The lord chancellor, who was supposed to defend the judges, indeed had sworn to defend their independence, let them down with her slow and weak response. The onslaught became so bad that Lord Thomas had to ask the police for advice and protection.
If only the judges had turned to the United Nations for help.
In 1994, the UN Commission on Human Rights, noting both the increasing frequency of attacks on the independence of judges, lawyers and court officials, and the link which exists between the weakening of safeguards for the judiciary and lawyers and the gravity and frequency of violations of human rights, decided to appoint a special rapporteur on the independence of judges and lawyers.
The rapporteur can inquire into substantial allegations, and record the progress achieved in protecting and enhancing judges’ and lawyers’ independence.
I became aware of the role only this week, when I had the chance to speak to the latest incumbent, Diego García-Sayán, who was in London to speak at a Law Society event.
The rapporteur cannot recommend sanctions, but a public report on specific actions the government should have taken following the reactions to the article 50 ruling might have reassured the judiciary. (Assuming, of course, the rapporteur concluded that the government could have done more.)
As lord chancellor Liz Truss told the House of Lords constitution committee last year: ‘I will always speak out and say how important having an independent judiciary is, and have also said on these cases [the judges] are people of integrity and impartiality. Where I might disagree is with some who have asked me to condemn what the press are writing – I think it is dangerous for a minister to say “this is and this is not acceptable”.’

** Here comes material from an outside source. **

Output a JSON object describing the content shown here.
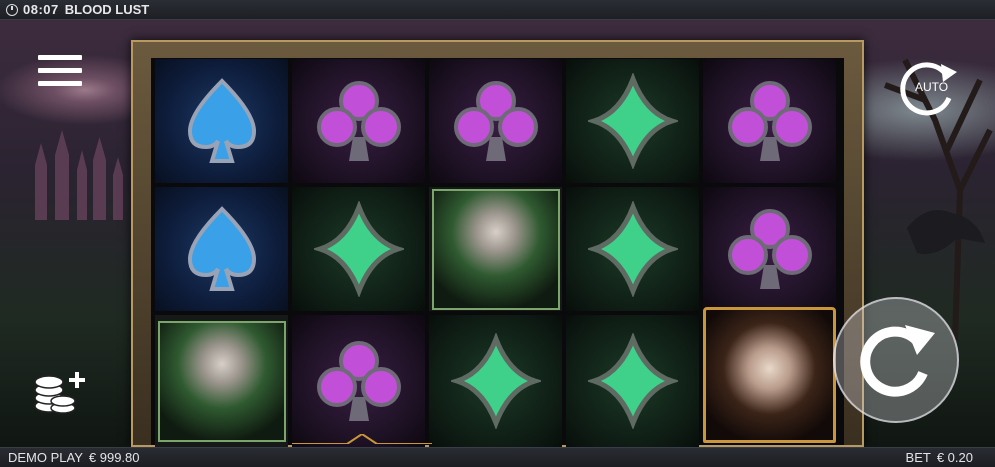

However García-Sayán suggested that some of the reaction following the article 50 ruling may have fallen beyond freedom of expression. He said: ‘The way in which democracy is implemented, the way in which freedom of expression is used, it does not mean freedom of expression does not allow criticism - that would be contradictory. But there is a need for the media and social media to take account their role can be crucial to strengthen or weaken democractic values.’